Paylaş
Politik olarak dünya düzeninde önemli taşların yerinden oynadığı bir yıl. Krizlerin ve savaşların yılı olarak tarihe geçecek. Aslında bu, değişen dünya ekonomik düzeninin habercisi veya yansıması olarak da görülebilir. Dünyada bir süredir “Yükselen Ekonomiler veya Pazarlar” adı altında geçen ülkeler artık birçok gelişmiş ülkenin önüne geçti. 2011’de Çin, ekonomik büyüklük olarak dünya ikincisi Japonya’yı solladı. Ve bugün Brezilya, ‘Üzerinde Güneş Batmayan Krallık’ İngiltere’yi geride bırakarak dünyanın altıncı büyük ekonomisi konumuna geldi. 2020 yılına kadar Hindistan ve Rusya’nın da Almanya, İngiltere, Fransa ve İtalya’yı geride bırakarak dünyanın dördüncü ve beşinci büyük ekonomileri olmaları bekleniyor. Gelişmiş ülkeler büyük bir krizle boğuşurken, diğerleri atı alıp Üsküdar’ı geçmiş bile.
Son 20 yılın parlayan yıldızı Çin, Rusya, Hindistan ve Brezilya’nın iki önemli ortak noktaları var. Birincisi çok kalabalık nüfusa sahipler. İkinci en önemli etken ise geniş toprakları ve ciddi doğal kaynaklara sahip olmaları. Belki teknoloji üretmekte batılılar kadar ileri değiller ama hızlı kopyalama ve doğru kaynak kullanımı ile büyük ekonomik güç haline geliyorlar. Teknolojide de adım adım gelişmişlere yaklaşıyorlar. Yakında pazar kapma ve kaynakları kontrol etme telaşıyla çıkarılan savaşlar da yetersiz kalacak.
İzmir neden ilk 10 şehirden biri olmasın
Gelecekle ilgili hedeflerimizi koyarken şehrimizin de kendine göre hedeflerini ortaya koyması gerekiyor.

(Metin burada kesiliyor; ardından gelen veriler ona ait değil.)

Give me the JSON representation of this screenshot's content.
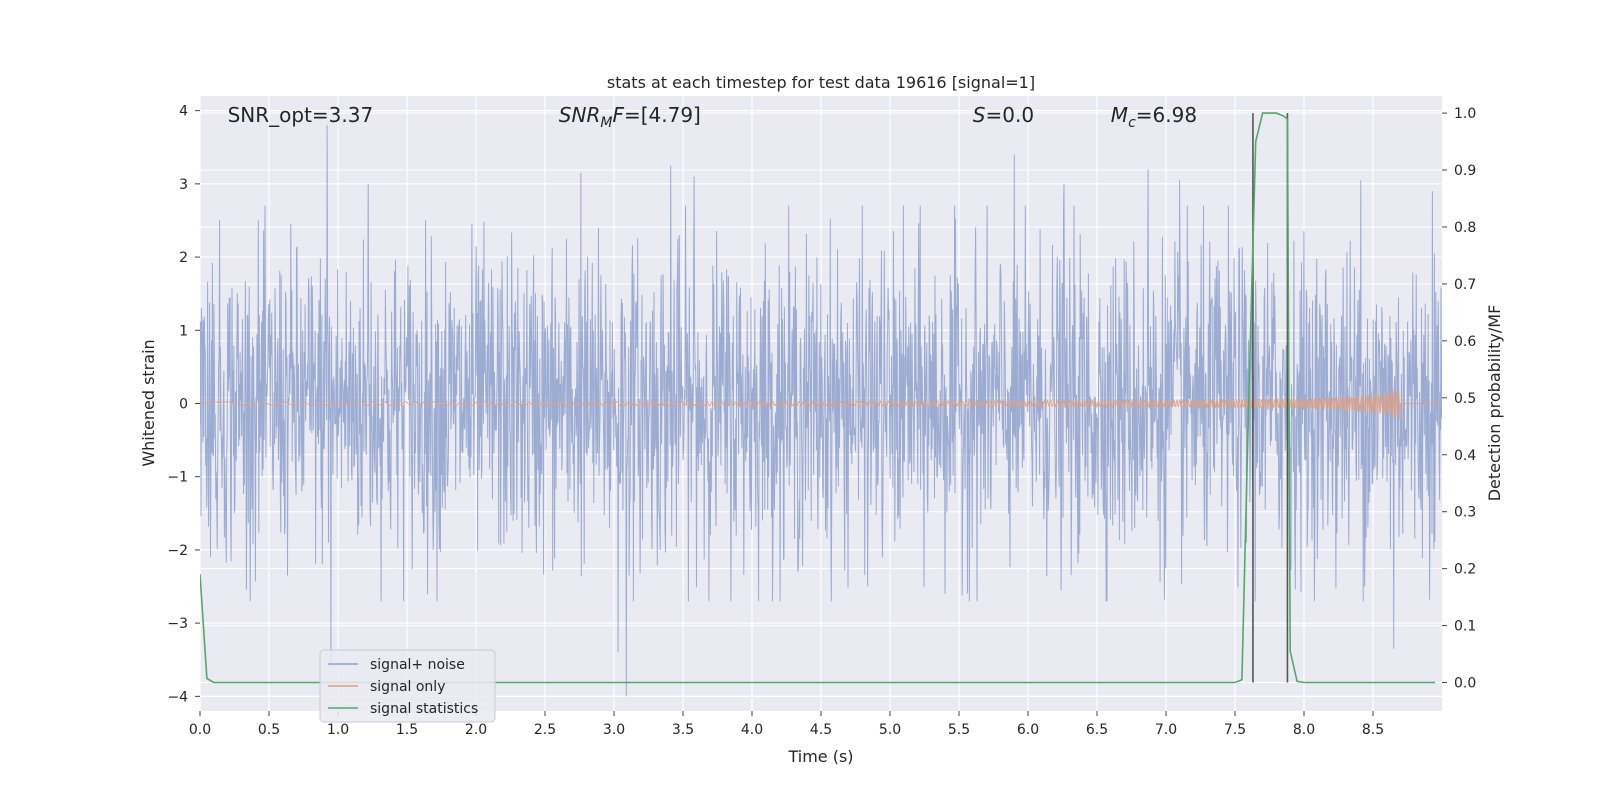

2023 yılında Türkiye’nin yaşam standardı ve kalitesi en yüksek şehri olmak bunlardan biri olabilir. Dünyada en çok ziyaret edilen 10 şehirden biri olmak da hedeflerimizden biri olabilir. 2020 yılı EXPO adaylığımız bu amaç uğrunda çok önemli bir araç haline getirilebilir. Eğer yaşam kalitesi en yüksek şehirlerden biri haline gelmeyi hedeflersek; bu bizi kültürel, sosyal ve ticari açıdan da etkin ve cazip bir konuma getirecektir. İzmir daha önce olduğu gibi, çevresindeki tarihi, doğal ve kültürel zenginlikleri ile çok cazip bir turizm destinasyonu olabilir.
Turizmde kümelenme bu konuda etkin bir araç olarak kullanılabilir.
Yeter ki istek ortaya konsun, yeter ki işbirliği ve ortak çalışma kültürünün dinamizmi ve sinerjisi yakalansın. Yeter ki doğru hedef ve amaç ortaya konsun.
2012 yılında gelişme değil, sıçrama yapan bir İzmir temennisiyle, tüm Hürriyet okurlarının yeni yılını kutlar, sağlık, mutluk ve esenlikler dilerim.
Türkiye ekonomisi ilk 10’a girebilir mi?
Türkiye Cumhuriyeti’nin kuruluşunun 100. yıldönümünde hedefimiz dünyanın en büyük 10 ekonomisinden biri olmak. Bunun kısaca özeti: “Hedefimiz, İtalya’dan biraz daha büyük bir ekonomi haline gelebilmek”tir. Çünkü o yıllarda bugün için sekizinci sırada olan İtalya, 10’uncu sıraya gerilemiş olacak.
Türkiye’nin dünyanın 10’uncu büyük ekonomisi olma hedefinin yanı sıra bir de yıllık 500 milyar dolar ihracat hedefi de var. Fakat hiç bahsedilmeyen başka bir rakam da ithalatta. Türkiye’nin 2023 yılında 650-700 milyar dolarlık ithalat yapması öngörülüyor.
Yani cari açık tavan yapacak ve biz 10’uncu büyük olacağız. İthalatla büyüyüp ihracatımızı artıracağız. Kendi kaynaklarımıza, insanımıza ve beyin gücümüze dayalı bir büyümeyi öngörmeyeceğiz. Ama ilk 10’a gireceğiz. Bana pek inandırıcı gelmiyor.